An idiomatic implementation of serde/avro (de)serialization

Crates.io License

Getting started

let schema: serde_avro_fast::Schema = r#"
{
	"namespace": "test",
	"type": "record",
	"name": "Test",
	"fields": [
		{
			"type": {
				"type": "string"
			},
			"name": "field"
		}
	]
}
"#
.parse()
.expect("Failed to parse schema");

#[derive(serde_derive::Deserialize, Debug, PartialEq)]
struct Test<'a> {
	field: &'a str,
}

let avro_datum = &[6, 102, 111, 111];
assert_eq!(
	serde_avro_fast::from_datum_slice::<Test>(avro_datum, &schema)
		.expect("Failed to deserialize"),
	Test { field: "foo" }
);

An idiomatic (re)implementation of serde/avro (de)serialization

At the time of writing, the other existing libraries for Avro (de)serialization do tons of unnecessary allocations, HashMap lookups, etc... for every record they encounter.

This version is a more idiomatic implementation, both with regards to Rust and to serde.

It is consequently >10x more performant (cf benchmarks):

apache_avro/small       time:   [386.57 ns 387.04 ns 387.52 ns]
serde_avro_fast/small   time:   [19.367 ns 19.388 ns 19.413 ns] <- x20 improvement

apache_avro/big         time:   [1.8618 µs 1.8652 µs 1.8701 µs]
serde_avro_fast/big     time:   [165.87 ns 166.92 ns 168.09 ns] <- x11 improvement

It supports any schema/deserialization target type combination that came to mind, including advanced union usage with (or without) enums, as well as proper Option support. If you have an exotic use-case in mind, it typically should be supported (if it isn't, feel free to open an issue).

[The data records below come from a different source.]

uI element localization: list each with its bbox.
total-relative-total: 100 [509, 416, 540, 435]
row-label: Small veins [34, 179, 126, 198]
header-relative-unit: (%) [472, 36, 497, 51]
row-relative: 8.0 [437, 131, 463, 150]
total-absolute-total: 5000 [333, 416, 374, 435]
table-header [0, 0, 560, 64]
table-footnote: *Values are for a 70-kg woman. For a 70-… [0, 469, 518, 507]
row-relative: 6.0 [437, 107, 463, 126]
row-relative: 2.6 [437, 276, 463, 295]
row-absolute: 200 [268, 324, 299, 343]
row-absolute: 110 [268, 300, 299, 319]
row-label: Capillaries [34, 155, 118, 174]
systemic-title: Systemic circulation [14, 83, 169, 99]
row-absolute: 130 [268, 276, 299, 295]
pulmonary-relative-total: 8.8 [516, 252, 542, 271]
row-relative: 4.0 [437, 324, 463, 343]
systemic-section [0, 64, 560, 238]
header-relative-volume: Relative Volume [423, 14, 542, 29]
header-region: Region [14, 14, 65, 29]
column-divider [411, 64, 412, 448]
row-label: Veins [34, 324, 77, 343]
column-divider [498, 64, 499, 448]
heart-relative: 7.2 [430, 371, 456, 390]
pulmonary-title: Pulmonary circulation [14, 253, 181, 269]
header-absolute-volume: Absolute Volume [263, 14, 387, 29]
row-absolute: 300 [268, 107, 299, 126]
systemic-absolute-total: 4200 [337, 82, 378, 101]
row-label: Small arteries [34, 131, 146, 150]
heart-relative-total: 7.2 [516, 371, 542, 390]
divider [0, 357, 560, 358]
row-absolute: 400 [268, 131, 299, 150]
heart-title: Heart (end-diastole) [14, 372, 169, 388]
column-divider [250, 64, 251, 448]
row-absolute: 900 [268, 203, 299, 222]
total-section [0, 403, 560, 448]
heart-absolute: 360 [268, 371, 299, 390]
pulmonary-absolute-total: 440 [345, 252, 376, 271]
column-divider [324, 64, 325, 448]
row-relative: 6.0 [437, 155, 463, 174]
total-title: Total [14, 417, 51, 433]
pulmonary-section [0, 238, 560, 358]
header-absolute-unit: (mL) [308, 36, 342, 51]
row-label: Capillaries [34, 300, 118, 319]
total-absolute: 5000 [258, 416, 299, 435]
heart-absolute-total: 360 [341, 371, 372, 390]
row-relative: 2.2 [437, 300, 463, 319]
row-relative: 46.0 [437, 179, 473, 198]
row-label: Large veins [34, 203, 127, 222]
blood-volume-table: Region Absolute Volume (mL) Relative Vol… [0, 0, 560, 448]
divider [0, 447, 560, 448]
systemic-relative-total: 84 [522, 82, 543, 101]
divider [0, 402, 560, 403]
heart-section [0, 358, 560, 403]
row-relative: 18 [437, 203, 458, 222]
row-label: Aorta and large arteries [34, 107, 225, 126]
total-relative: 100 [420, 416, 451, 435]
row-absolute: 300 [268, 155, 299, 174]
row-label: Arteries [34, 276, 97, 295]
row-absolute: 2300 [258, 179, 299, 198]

Comparison with apache-avro

Aside from the already mentionned performance improvements, there are a couple major design differences:

  • Value is removed. Deserialization is a one-step process, which is fully serde-integrated, and leverages its zero-copy features. The output struct can now borrow from the source slice.
    • Having an intermediate Value representation appears to be unnecessary in Rust, as the two use-cases for Value would seem to be:
      • Somewhat-known structure of data but still some amount of dynamic processing -> You can deserialize to somewhat-dynamic rust types, e.g. HashMap, Vec...
      • Transcoding to a different serialization format (e.g. JSON) with basically zero structural information -> This can still be achieved in a much more performant and idiomatic manner using serde_transcode.
    • The Value representation hurts performance compared to deserializing right away to the correct struct (especially when said representation involves as many allocations as that of apache-avro does).
  • Reader schema concept is removed. It appeared to be unnecessary in Rust, as it is a fully statically typed language, and the deserialization hints provided by the struct through the Serde framework combined with the writer schema information give all that is necessary to construct the correct types directly, without the need for a separate schema.
    • I expect that any code that currently uses a reader schema could work out of the box with this new deserializer without the need to specify a reader schema at all.
    • If needing to convert Avro byte streams from one schema to another, this could likely be achieved simply by plugging the deserializer to the serializer through serde_transcode, as such serializer would combine the types provided from the original struct (or in this case, deserializer) with the schema variant to remap the values in a correct way, while preserving zero-alloc.
  • Schema representation is reworked to be a pre-computed self-referential graph structure.
    • This is what allows for maximum performance when traveling it during (de)serialization operations.